Zhang Yuhong, Wang Weidong
Department of Oncology, Clinical Medical College, Southwest Medical University, No. 319, Section 3, Zhongshan Road, Luzhou, 646099, Sichuan, China.
Department of Radiation Oncology, Sichuan Clinical Research Center for Cancer, Sichuan Cancer Hospital & Institute, Sichuan Cancer Center, Affiliated Cancer Hospital of University of Electronic Science and Technology of China, Chengdu, Sichuan, China.
J Transl Med. 2025 Apr 21;23(1):461. doi: 10.1186/s12967-025-06486-3.

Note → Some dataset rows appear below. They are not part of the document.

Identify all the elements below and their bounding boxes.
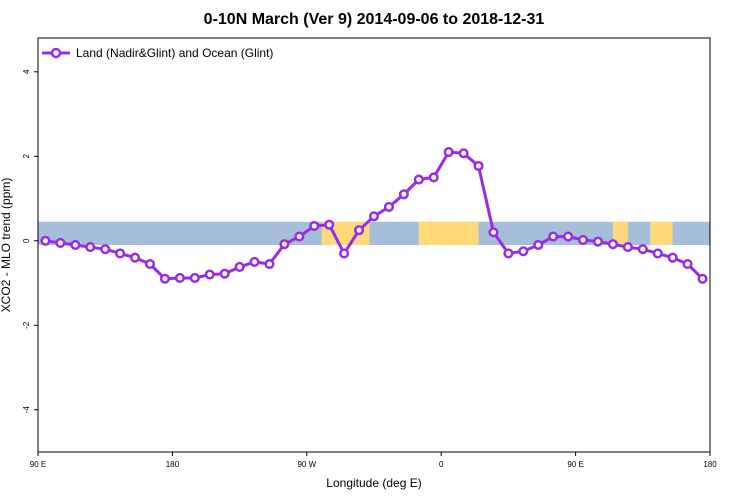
- y-tick-label: 4: [22, 69, 31, 74]
- data-point: [234, 261, 245, 273]
- land-ocean-band: [38, 221, 710, 245]
- y-tick-label: -4: [22, 406, 31, 414]
- data-point: [548, 231, 559, 242]
- x-tick-label: 90 E: [30, 460, 46, 469]
- land-segment: [612, 221, 628, 245]
- series-land-ocean: [40, 147, 708, 284]
- x-tick-label: 0: [439, 460, 444, 469]
- axis-ticks: 90 E 180 90 W 0 90 E 180 -4 -2 0 2 4: [22, 69, 717, 469]
- data-point: [40, 235, 51, 246]
- legend-marker: [50, 47, 62, 59]
- data-point: [324, 219, 335, 230]
- data-point: [130, 252, 141, 263]
- data-point: [607, 239, 618, 250]
- data-point: [667, 252, 678, 263]
- y-tick-label: -2: [22, 321, 31, 329]
- data-point: [488, 227, 499, 238]
- ocean-band: [38, 221, 710, 245]
- data-point: [637, 244, 648, 255]
- x-tick-label: 90 W: [297, 460, 316, 469]
- data-point: [443, 147, 454, 158]
- x-tick-label: 180: [166, 460, 180, 469]
- data-point: [115, 248, 126, 259]
- data-point: [159, 273, 170, 284]
- data-point: [219, 268, 230, 279]
- data-point: [354, 225, 365, 236]
- data-point: [189, 272, 200, 284]
- data-point: [264, 258, 275, 270]
- data-point: [294, 231, 305, 242]
- data-point: [309, 220, 320, 232]
- land-segment: [418, 221, 479, 245]
- chart-title: 0-10N March (Ver 9) 2014-09-06 to 2018-1…: [204, 11, 545, 28]
- data-point: [100, 244, 111, 255]
- data-point: [279, 239, 290, 250]
- data-point: [592, 236, 604, 247]
- data-point: [563, 231, 574, 242]
- data-point: [249, 256, 260, 267]
- plot-frame: [37, 37, 711, 453]
- y-tick-label: 0: [22, 238, 31, 243]
- data-point: [204, 269, 215, 280]
- data-point: [383, 201, 394, 213]
- data-point: [652, 248, 663, 259]
- data-point: [413, 174, 424, 185]
- data-point: [533, 239, 544, 251]
- data-point: [473, 160, 484, 172]
- land-segment: [650, 221, 673, 245]
- legend-label: Land (Nadir&Glint) and Ocean (Glint): [76, 46, 273, 60]
- data-point: [85, 242, 96, 253]
- legend: Land (Nadir&Glint) and Ocean (Glint): [42, 46, 273, 60]
- x-tick-label: 90 E: [567, 460, 583, 469]
- data-point: [697, 273, 708, 284]
- x-axis-label: Longitude (deg E): [326, 476, 421, 490]
- data-point: [70, 239, 81, 251]
- data-point: [174, 272, 185, 284]
- data-point: [458, 148, 469, 159]
- x-tick-label: 180: [703, 460, 717, 469]
- data-point: [55, 237, 66, 248]
- data-point: [398, 189, 409, 200]
- data-point: [503, 248, 514, 259]
- data-point: [339, 248, 350, 259]
- data-point: [368, 211, 380, 222]
- data-point: [144, 258, 156, 270]
- y-tick-label: 2: [22, 154, 31, 159]
- data-point: [428, 172, 439, 183]
- y-axis-label: XCO2 - MLO trend (ppm): [0, 178, 13, 313]
- data-point: [682, 258, 693, 270]
- data-point: [518, 246, 529, 257]
- data-point: [578, 234, 589, 245]
- data-point: [622, 242, 633, 253]
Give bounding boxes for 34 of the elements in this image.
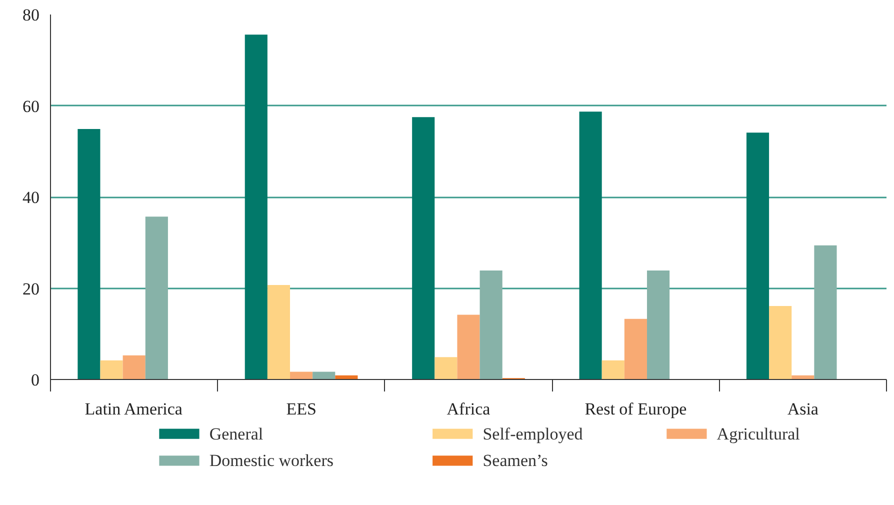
y-tick-label: 0 (31, 370, 40, 390)
bar (290, 372, 313, 380)
bar (145, 216, 168, 380)
legend-label: Self-employed (482, 424, 584, 444)
bar (267, 285, 290, 380)
bar (746, 132, 770, 380)
legend-label: Agricultural (716, 424, 800, 444)
bar (602, 360, 624, 380)
bar (457, 314, 480, 380)
y-tick-label: 20 (22, 279, 40, 298)
bar (100, 360, 123, 380)
x-tick-label: Latin America (84, 400, 183, 418)
x-tick-label: Africa (446, 400, 491, 418)
x-tick-label: EES (286, 400, 316, 418)
legend-label: General (209, 424, 264, 444)
bar (78, 129, 100, 380)
x-tick-label: Asia (787, 400, 819, 418)
bar (769, 306, 792, 380)
y-tick-label: 60 (22, 96, 40, 116)
bar (480, 270, 502, 380)
y-tick-label: 40 (22, 188, 40, 207)
bar (814, 245, 837, 380)
bar (579, 112, 602, 380)
x-tick-label: Rest of Europe (584, 400, 687, 418)
bar (646, 270, 670, 380)
y-tick-label: 80 (22, 6, 40, 24)
bar (122, 355, 146, 380)
bar (244, 34, 268, 380)
bar (434, 357, 458, 380)
bar (412, 117, 435, 380)
bar (312, 372, 336, 380)
legend-label: Seamen’s (482, 451, 548, 470)
bar (624, 318, 647, 380)
legend-label: Domestic workers (209, 451, 334, 470)
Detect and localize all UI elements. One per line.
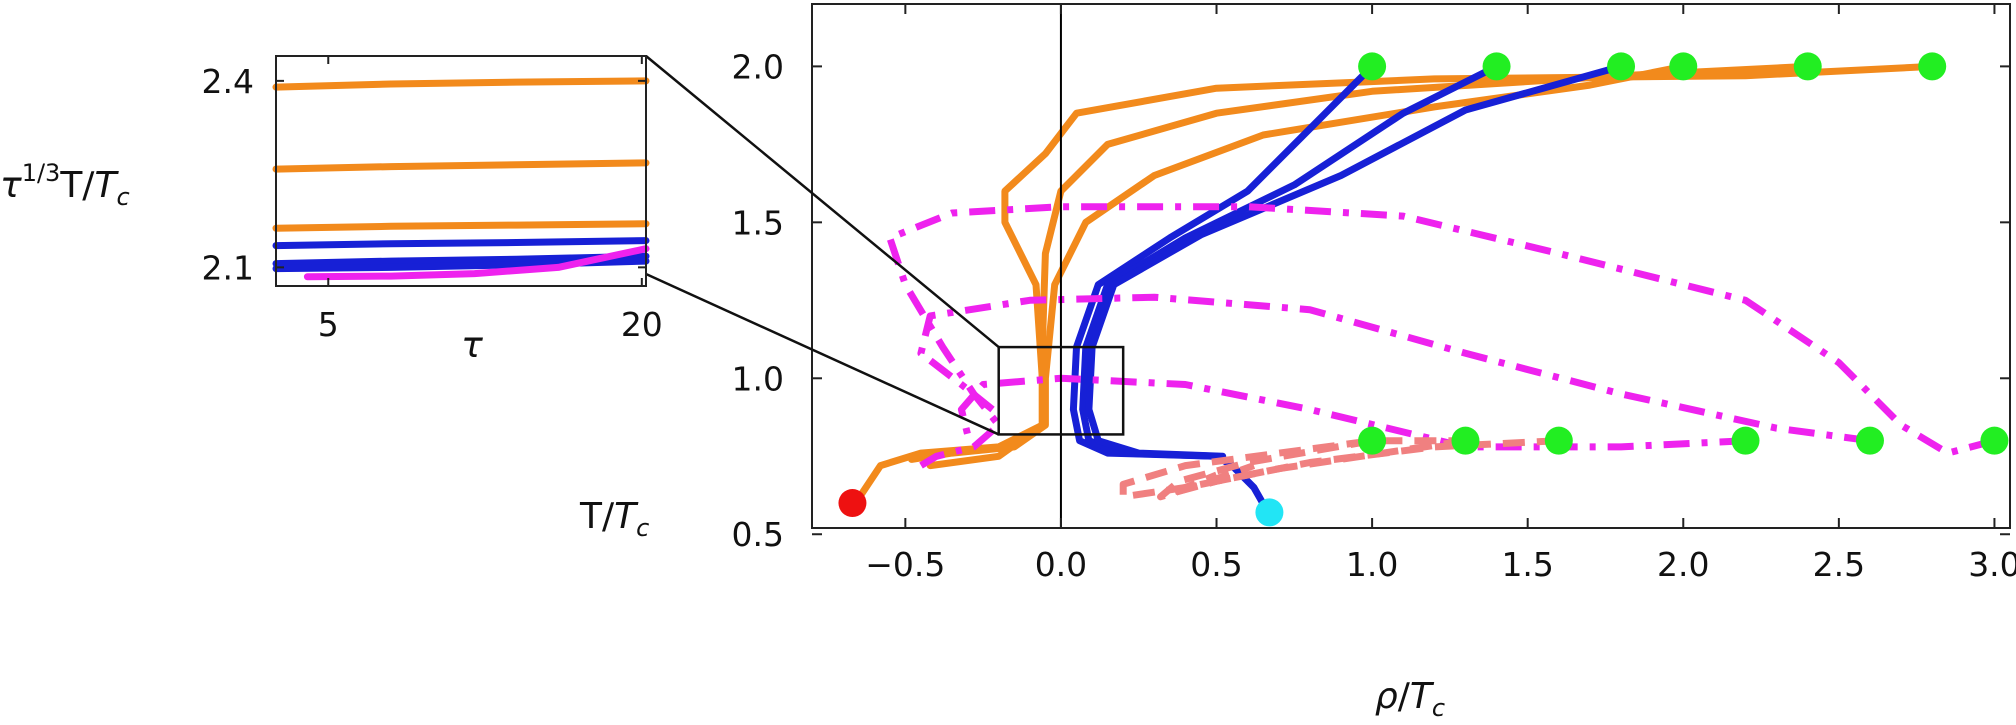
zoom-connector-line — [645, 272, 1000, 436]
main-x-axis-label: ρ/Tc — [1375, 676, 1445, 721]
series-orange-solid-line — [908, 62, 1687, 463]
series-salmon-dashed-line — [1166, 437, 1467, 498]
y-tick-label: 1.5 — [732, 203, 784, 242]
green-marker — [1451, 426, 1480, 455]
cyan-marker — [1255, 498, 1284, 527]
x-tick-label: 0.5 — [1190, 545, 1242, 584]
green-marker — [1358, 426, 1387, 455]
series-orange-solid-line — [272, 220, 650, 232]
x-tick-label: 1.5 — [1501, 545, 1553, 584]
x-tick-label: 2.5 — [1813, 545, 1865, 584]
green-marker — [1731, 426, 1760, 455]
series-magenta-dashdot-line — [886, 203, 1996, 469]
series-blue-solid-line — [1079, 62, 1501, 460]
green-marker — [1980, 426, 2009, 455]
x-tick-label: 2.0 — [1657, 545, 1709, 584]
plot-frame-0 — [811, 3, 2011, 529]
y-tick-label: 1.0 — [732, 359, 784, 398]
x-tick-label: 1.0 — [1346, 545, 1398, 584]
x-tick-label: 5 — [318, 305, 339, 344]
zoom-connector-line — [645, 55, 1000, 349]
x-tick-label: −0.5 — [865, 545, 945, 584]
y-tick-label: 2.4 — [202, 62, 254, 101]
plot-frame-1 — [275, 55, 647, 287]
series-blue-solid-line — [272, 252, 650, 268]
zoom-region-box — [997, 345, 1125, 436]
green-marker — [1358, 52, 1387, 81]
green-marker — [1482, 52, 1511, 81]
inset-plot: 5 20 2.1 2.4 — [202, 55, 663, 344]
main-plot: −0.5 0.0 0.5 1.0 1.5 2.0 2.5 3.0 0.5 1.0 1.5 2.0 — [645, 3, 2016, 584]
main-y-axis-label: T/Tc — [579, 496, 649, 542]
green-marker — [1918, 52, 1947, 81]
x-tick-label: 0.0 — [1035, 545, 1087, 584]
series-blue-solid-line — [1069, 62, 1376, 513]
x-tick-label: 20 — [621, 305, 663, 344]
series-orange-solid-line — [272, 77, 650, 91]
green-marker — [1855, 426, 1884, 455]
series-orange-solid-line — [272, 159, 650, 173]
series-blue-solid-line — [1085, 62, 1625, 460]
red-marker — [838, 489, 867, 518]
y-tick-label: 0.5 — [732, 515, 784, 554]
y-tick-label: 2.1 — [202, 248, 254, 287]
series-blue-solid-line — [272, 237, 650, 250]
green-marker — [1793, 52, 1822, 81]
green-marker — [1544, 426, 1573, 455]
green-marker — [1607, 52, 1636, 81]
inset-x-axis-label: τ — [461, 325, 483, 366]
green-marker — [1669, 52, 1698, 81]
series-magenta-solid-line — [303, 245, 650, 281]
series-magenta-dashdot-line — [917, 293, 1871, 445]
inset-y-axis-label: τ1/3T/Tc — [0, 159, 130, 211]
y-tick-label: 2.0 — [732, 47, 784, 86]
x-tick-label: 3.0 — [1968, 545, 2016, 584]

Tumor subclones refer to distinct cell populations within the same tumor that possess different genetic characteristics. They play a crucial role in understanding tumor heterogeneity, evolution, and therapeutic resistance. The formation of tumor subclones is driven by several key mechanisms, including the inherent genetic instability of tumor cells, which facilitates the accumulation of novel mutations; selective pressures from the tumor microenvironment and therapeutic interventions, which promote the expansion of certain subclones; and epigenetic modifications, such as DNA methylation and histone modifications, which alter gene expression patterns. Major methodologies for studying tumor subclones include single-cell sequencing, liquid biopsy, and spatial transcriptomics, which provide insights into clonal architecture and dynamic evolution. Beyond their direct involvement in tumor growth and invasion, subclones significantly contribute to tumor heterogeneity, immune evasion, and treatment resistance. Thus, an in-depth investigation of tumor subclones not only aids in guiding personalized precision therapy, overcoming drug resistance, and identifying novel therapeutic targets, but also enhances our ability to predict recurrence and metastasis risks while elucidating the mechanisms underlying tumor heterogeneity. The integration of artificial intelligence, big data analytics, and multi-omics technologies is expected to further advance research in tumor subclones, paving the way for novel strategies in cancer diagnosis and treatment. This review aims to provide a comprehensive overview of tumor subclone formation mechanisms, evolutionary models, analytical methods, and clinical implications, offering insights into precision oncology and future translational research.
肿瘤亚克隆是指同一肿瘤内具有不同遗传特征的不同细胞群体。它们在理解肿瘤异质性、进化和治疗耐药性方面发挥着关键作用。肿瘤亚克隆的形成由多种关键机制驱动,包括肿瘤细胞固有的遗传不稳定性,这促进了新突变的积累;肿瘤微环境和治疗干预的选择压力,这促进了某些亚克隆的扩增;以及表观遗传修饰,如DNA甲基化和组蛋白修饰,它们改变基因表达模式。研究肿瘤亚克隆的主要方法包括单细胞测序、液体活检和空间转录组学,这些方法为克隆结构和动态进化提供了见解。除了直接参与肿瘤生长和侵袭外,亚克隆对肿瘤异质性、免疫逃逸和治疗耐药性也有显著贡献。因此,对肿瘤亚克隆的深入研究不仅有助于指导个性化精准治疗、克服耐药性和识别新的治疗靶点,还能提高我们预测复发和转移风险的能力,同时阐明肿瘤异质性的潜在机制。人工智能、大数据分析和多组学技术的整合有望进一步推动肿瘤亚克隆的研究,为癌症诊断和治疗的新策略铺平道路。本综述旨在全面概述肿瘤亚克隆的形成机制、进化模型、分析方法和临床意义,为精准肿瘤学和未来的转化研究提供见解。